Luckily over the years I have become more aware of these trappings and as soon as I found myself thinking in this way I knew I needed to take a break. I stopped the film and did my best to cleanse myself from all things Oscar. At least for a night. And when I started “Mustang” again the next day I was yet again transported to a world I didn’t necessarily understand or belong to…in this case, the lives of five young orphaned sisters living with the challenges of emerging sexuality and womanhood up against a conservative society and family, with metaphorical and literal bars, keeping them from the outside world. A simplistic and intimate film about women directed by a woman (Deniz Gamze Erguven).

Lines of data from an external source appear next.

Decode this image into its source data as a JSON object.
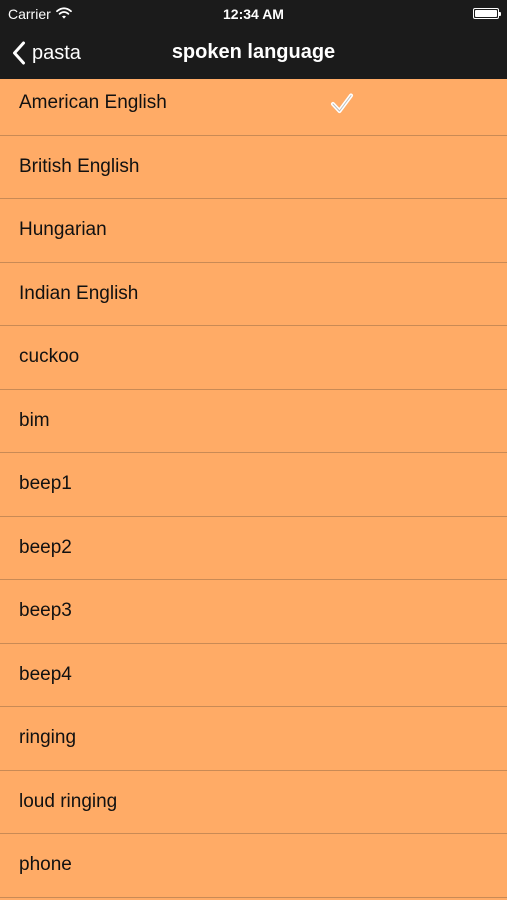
{
  "status_bar": {
    "carrier": "Carrier",
    "time": "12:34 AM"
  },
  "nav": {
    "back_label": "pasta",
    "title": "spoken language"
  },
  "list": {
    "items": [
      {
        "label": "American English",
        "selected": true
      },
      {
        "label": "British English",
        "selected": false
      },
      {
        "label": "Hungarian",
        "selected": false
      },
      {
        "label": "Indian English",
        "selected": false
      },
      {
        "label": "cuckoo",
        "selected": false
      },
      {
        "label": "bim",
        "selected": false
      },
      {
        "label": "beep1",
        "selected": false
      },
      {
        "label": "beep2",
        "selected": false
      },
      {
        "label": "beep3",
        "selected": false
      },
      {
        "label": "beep4",
        "selected": false
      },
      {
        "label": "ringing",
        "selected": false
      },
      {
        "label": "loud ringing",
        "selected": false
      },
      {
        "label": "phone",
        "selected": false
      }
    ]
  },
  "colors": {
    "bar_background": "#1b1b1b",
    "list_background": "#ffab66",
    "separator": "#c98a55"
  }
}
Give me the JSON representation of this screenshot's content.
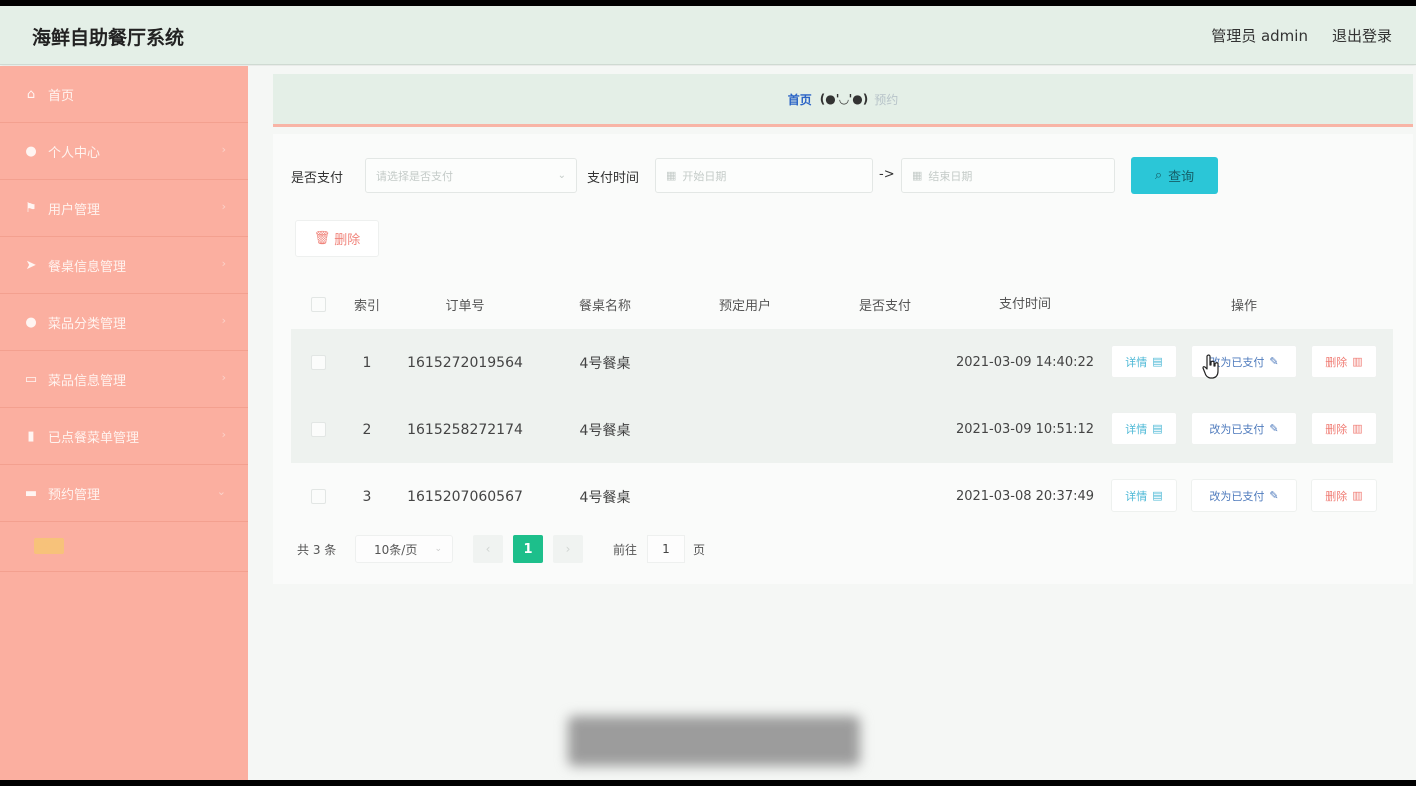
{
  "header": {
    "app_title": "海鲜自助餐厅系统",
    "user_label": "管理员 admin",
    "logout_label": "退出登录"
  },
  "sidebar": {
    "items": [
      {
        "label": "首页",
        "icon": "home-icon",
        "glyph": "⌂"
      },
      {
        "label": "个人中心",
        "icon": "user-icon",
        "glyph": "●"
      },
      {
        "label": "用户管理",
        "icon": "flag-icon",
        "glyph": "⚑"
      },
      {
        "label": "餐桌信息管理",
        "icon": "send-icon",
        "glyph": "➤"
      },
      {
        "label": "菜品分类管理",
        "icon": "person-icon",
        "glyph": "●"
      },
      {
        "label": "菜品信息管理",
        "icon": "card-icon",
        "glyph": "▭"
      },
      {
        "label": "已点餐菜单管理",
        "icon": "bar-chart-icon",
        "glyph": "▮"
      },
      {
        "label": "预约管理",
        "icon": "folder-icon",
        "glyph": "▬"
      }
    ],
    "arrow_glyph": "›",
    "open_arrow_glyph": "⌄"
  },
  "breadcrumb": {
    "home": "首页",
    "face": "(●'◡'●)",
    "sub": "预约"
  },
  "search": {
    "paid_label": "是否支付",
    "paid_placeholder": "请选择是否支付",
    "time_label": "支付时间",
    "start_placeholder": "开始日期",
    "end_placeholder": "结束日期",
    "range_sep": "->",
    "query_button": "查询",
    "calendar_glyph": "▦",
    "caret_glyph": "⌄",
    "search_glyph": "⌕"
  },
  "toolbar": {
    "delete_button": "删除",
    "trash_glyph": "🗑"
  },
  "table": {
    "columns": {
      "index": "索引",
      "order_no": "订单号",
      "table_name": "餐桌名称",
      "user": "预定用户",
      "paid": "是否支付",
      "pay_time": "支付时间",
      "ops": "操作"
    },
    "rows": [
      {
        "index": "1",
        "order_no": "1615272019564",
        "table_name": "4号餐桌",
        "user": "",
        "paid": "",
        "pay_time": "2021-03-09 14:40:22"
      },
      {
        "index": "2",
        "order_no": "1615258272174",
        "table_name": "4号餐桌",
        "user": "",
        "paid": "",
        "pay_time": "2021-03-09 10:51:12"
      },
      {
        "index": "3",
        "order_no": "1615207060567",
        "table_name": "4号餐桌",
        "user": "",
        "paid": "",
        "pay_time": "2021-03-08 20:37:49"
      }
    ],
    "op_labels": {
      "detail": "详情",
      "mark_paid": "改为已支付",
      "remove": "删除"
    }
  },
  "pagination": {
    "total": "共 3 条",
    "page_size": "10条/页",
    "current": "1",
    "prev_glyph": "‹",
    "next_glyph": "›",
    "goto_label": "前往",
    "goto_value": "1",
    "page_suffix": "页"
  }
}
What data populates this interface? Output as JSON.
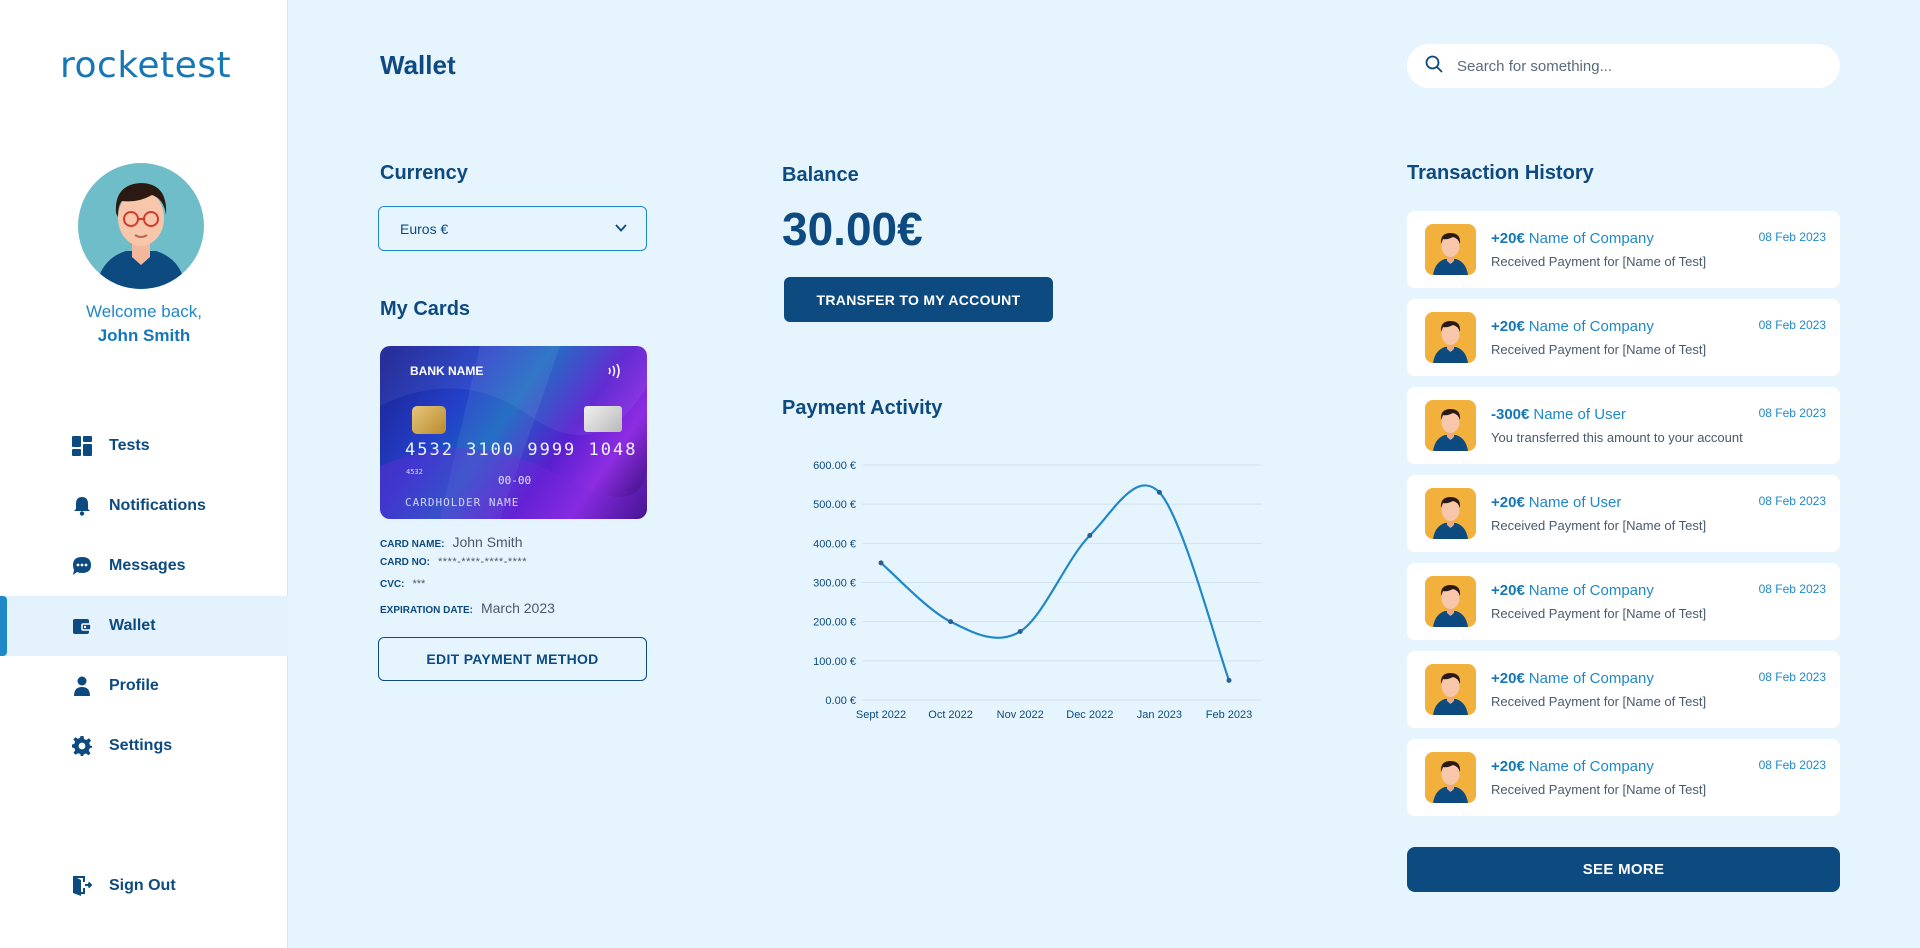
{
  "app": {
    "logo_text": "rocketest"
  },
  "user": {
    "welcome": "Welcome back,",
    "name": "John Smith"
  },
  "nav": {
    "items": [
      {
        "label": "Tests",
        "icon": "dashboard-icon"
      },
      {
        "label": "Notifications",
        "icon": "bell-icon"
      },
      {
        "label": "Messages",
        "icon": "chat-icon"
      },
      {
        "label": "Wallet",
        "icon": "wallet-icon",
        "active": true
      },
      {
        "label": "Profile",
        "icon": "person-icon"
      },
      {
        "label": "Settings",
        "icon": "gear-icon"
      }
    ],
    "sign_out": "Sign Out"
  },
  "header": {
    "title": "Wallet",
    "search_placeholder": "Search for something..."
  },
  "currency": {
    "title": "Currency",
    "selected": "Euros €"
  },
  "cards": {
    "title": "My Cards",
    "card_visual": {
      "bank_name": "BANK NAME",
      "number": "4532 3100 9999 1048",
      "small_number": "4532",
      "expiry": "00-00",
      "holder": "CARDHOLDER NAME"
    },
    "card_name_label": "CARD NAME:",
    "card_name": "John Smith",
    "card_no_label": "CARD NO:",
    "card_no": "****-****-****-****",
    "cvc_label": "CVC:",
    "cvc": "***",
    "expiration_label": "EXPIRATION DATE:",
    "expiration": "March 2023",
    "edit_button": "EDIT PAYMENT METHOD"
  },
  "balance": {
    "title": "Balance",
    "amount": "30.00€",
    "transfer_button": "TRANSFER TO MY ACCOUNT"
  },
  "activity": {
    "title": "Payment Activity"
  },
  "chart_data": {
    "type": "line",
    "categories": [
      "Sept 2022",
      "Oct 2022",
      "Nov 2022",
      "Dec 2022",
      "Jan 2023",
      "Feb 2023"
    ],
    "values": [
      350,
      200,
      175,
      420,
      530,
      50
    ],
    "ylim": [
      0,
      600
    ],
    "yticks": [
      0,
      100,
      200,
      300,
      400,
      500,
      600
    ],
    "ytick_labels": [
      "0.00 €",
      "100.00 €",
      "200.00 €",
      "300.00 €",
      "400.00 €",
      "500.00 €",
      "600.00 €"
    ],
    "grid": true,
    "color": "#1f88c9"
  },
  "transactions": {
    "title": "Transaction History",
    "items": [
      {
        "amount": "+20€",
        "name": "Name of Company",
        "desc": "Received Payment for [Name of Test]",
        "date": "08 Feb 2023"
      },
      {
        "amount": "+20€",
        "name": "Name of Company",
        "desc": "Received Payment for [Name of Test]",
        "date": "08 Feb 2023"
      },
      {
        "amount": "-300€",
        "name": "Name of User",
        "desc": "You transferred this amount to your account",
        "date": "08 Feb 2023"
      },
      {
        "amount": "+20€",
        "name": "Name of User",
        "desc": "Received Payment for [Name of Test]",
        "date": "08 Feb 2023"
      },
      {
        "amount": "+20€",
        "name": "Name of Company",
        "desc": "Received Payment for [Name of Test]",
        "date": "08 Feb 2023"
      },
      {
        "amount": "+20€",
        "name": "Name of Company",
        "desc": "Received Payment for [Name of Test]",
        "date": "08 Feb 2023"
      },
      {
        "amount": "+20€",
        "name": "Name of Company",
        "desc": "Received Payment for [Name of Test]",
        "date": "08 Feb 2023"
      }
    ],
    "see_more": "SEE MORE"
  },
  "colors": {
    "primary": "#0d4a80",
    "accent": "#1f88c9",
    "background": "#e6f4fd",
    "avatar_bg": "#f2b13d"
  }
}
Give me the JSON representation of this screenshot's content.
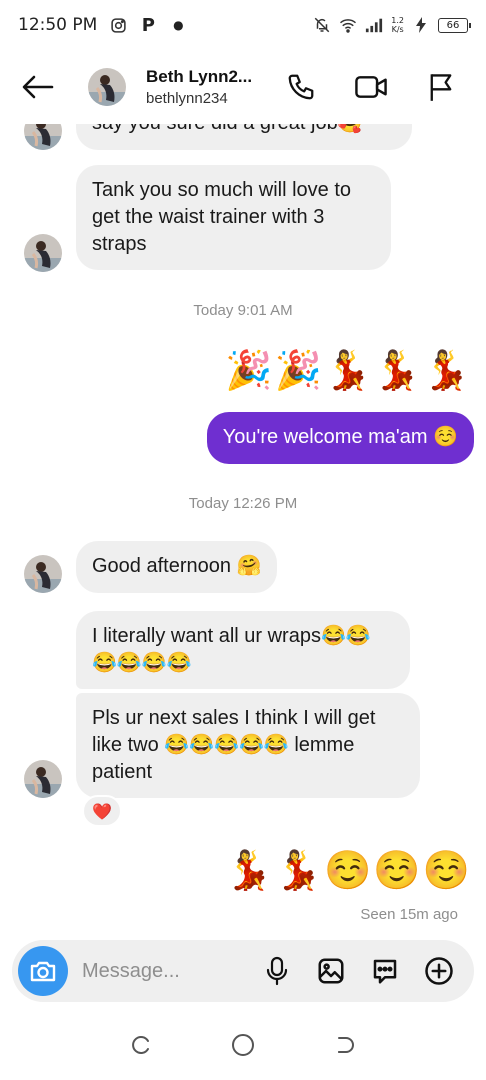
{
  "status_bar": {
    "time": "12:50 PM",
    "net_speed_top": "1.2",
    "net_speed_bottom": "K/s",
    "battery": "66"
  },
  "header": {
    "name": "Beth Lynn2...",
    "username": "bethlynn234"
  },
  "messages": {
    "m0_partial": "say you sure did a great job🥰",
    "m1": "Tank you so much will love to get the waist trainer with 3 straps",
    "ts1": "Today 9:01 AM",
    "emoji_row1": "🎉🎉💃💃💃",
    "sent1": "You're welcome ma'am ☺️",
    "ts2": "Today 12:26 PM",
    "m2": "Good afternoon 🤗",
    "m3": "I literally want all ur wraps😂😂😂😂😂😂",
    "m4": "Pls ur next sales I think I will get like two 😂😂😂😂😂 lemme patient",
    "reaction": "❤️",
    "emoji_row2": "💃💃☺️☺️☺️",
    "seen": "Seen 15m ago"
  },
  "composer": {
    "placeholder": "Message..."
  },
  "colors": {
    "sent_bubble": "#6f2fd0",
    "received_bubble": "#efefef",
    "camera_button": "#3797f0"
  }
}
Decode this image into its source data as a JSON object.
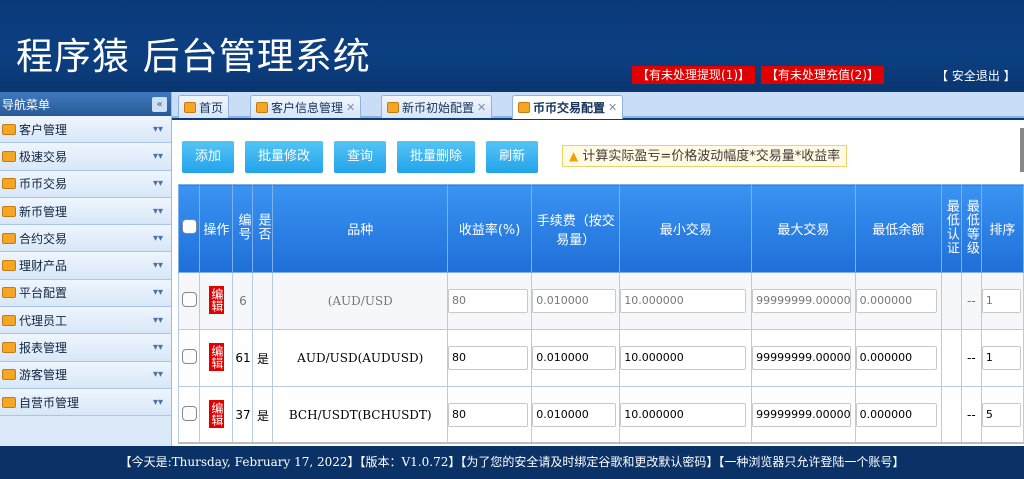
{
  "app": {
    "title": "程序猿 后台管理系统"
  },
  "header": {
    "alerts": [
      "【有未处理提现(1)】",
      "【有未处理充值(2)】"
    ],
    "logout": "【 安全退出 】"
  },
  "sidebar": {
    "title": "导航菜单",
    "items": [
      {
        "label": "客户管理"
      },
      {
        "label": "极速交易"
      },
      {
        "label": "币币交易"
      },
      {
        "label": "新币管理"
      },
      {
        "label": "合约交易"
      },
      {
        "label": "理财产品"
      },
      {
        "label": "平台配置"
      },
      {
        "label": "代理员工"
      },
      {
        "label": "报表管理"
      },
      {
        "label": "游客管理"
      },
      {
        "label": "自营币管理"
      }
    ]
  },
  "tabs": [
    {
      "label": "首页",
      "closable": false
    },
    {
      "label": "客户信息管理",
      "closable": true
    },
    {
      "label": "新币初始配置",
      "closable": true
    },
    {
      "label": "币币交易配置",
      "closable": true,
      "active": true
    }
  ],
  "toolbar": {
    "add": "添加",
    "batch_edit": "批量修改",
    "query": "查询",
    "batch_delete": "批量删除",
    "refresh": "刷新"
  },
  "tip": "计算实际盈亏=价格波动幅度*交易量*收益率",
  "table": {
    "headers": {
      "op": "操作",
      "id": "编号",
      "enabled": "是否",
      "pair": "品种",
      "rate": "收益率(%)",
      "fee": "手续费（按交易量）",
      "min_trade": "最小交易",
      "max_trade": "最大交易",
      "min_balance": "最低余额",
      "min_auth": "最低认证",
      "min_level": "最低等级",
      "sort": "排序"
    },
    "edit_label": "编辑",
    "rows": [
      {
        "id": "6",
        "enabled": "",
        "pair": "(AUD/USD",
        "rate": "80",
        "fee": "0.010000",
        "min_trade": "10.000000",
        "max_trade": "99999999.00000",
        "min_balance": "0.000000",
        "min_auth": "",
        "min_level": "--",
        "sort": "1"
      },
      {
        "id": "61",
        "enabled": "是",
        "pair": "AUD/USD(AUDUSD)",
        "rate": "80",
        "fee": "0.010000",
        "min_trade": "10.000000",
        "max_trade": "99999999.00000",
        "min_balance": "0.000000",
        "min_auth": "",
        "min_level": "--",
        "sort": "1"
      },
      {
        "id": "37",
        "enabled": "是",
        "pair": "BCH/USDT(BCHUSDT)",
        "rate": "80",
        "fee": "0.010000",
        "min_trade": "10.000000",
        "max_trade": "99999999.00000",
        "min_balance": "0.000000",
        "min_auth": "",
        "min_level": "--",
        "sort": "5"
      }
    ]
  },
  "footer": "【今天是:Thursday, February 17, 2022】【版本：V1.0.72】【为了您的安全请及时绑定谷歌和更改默认密码】【一种浏览器只允许登陆一个账号】"
}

Lastly, I would like to say something I often take for granted. One of the highlights of my year for the past several years been covering at least one category (usually this one) here at the mothership of Oscar websites. I have been a reader here at AD since the Oscarwatch.com beginning and love being a part of this community, for better or worse. Not only do I get to watch films and attend festivals and premieres, I have the pleasure of speaking to the people who made them. For that opportunity I am very grateful to both Sasha and Ryan and to everyone who cares enough about the movies to read my thoughts. Happy Oscars!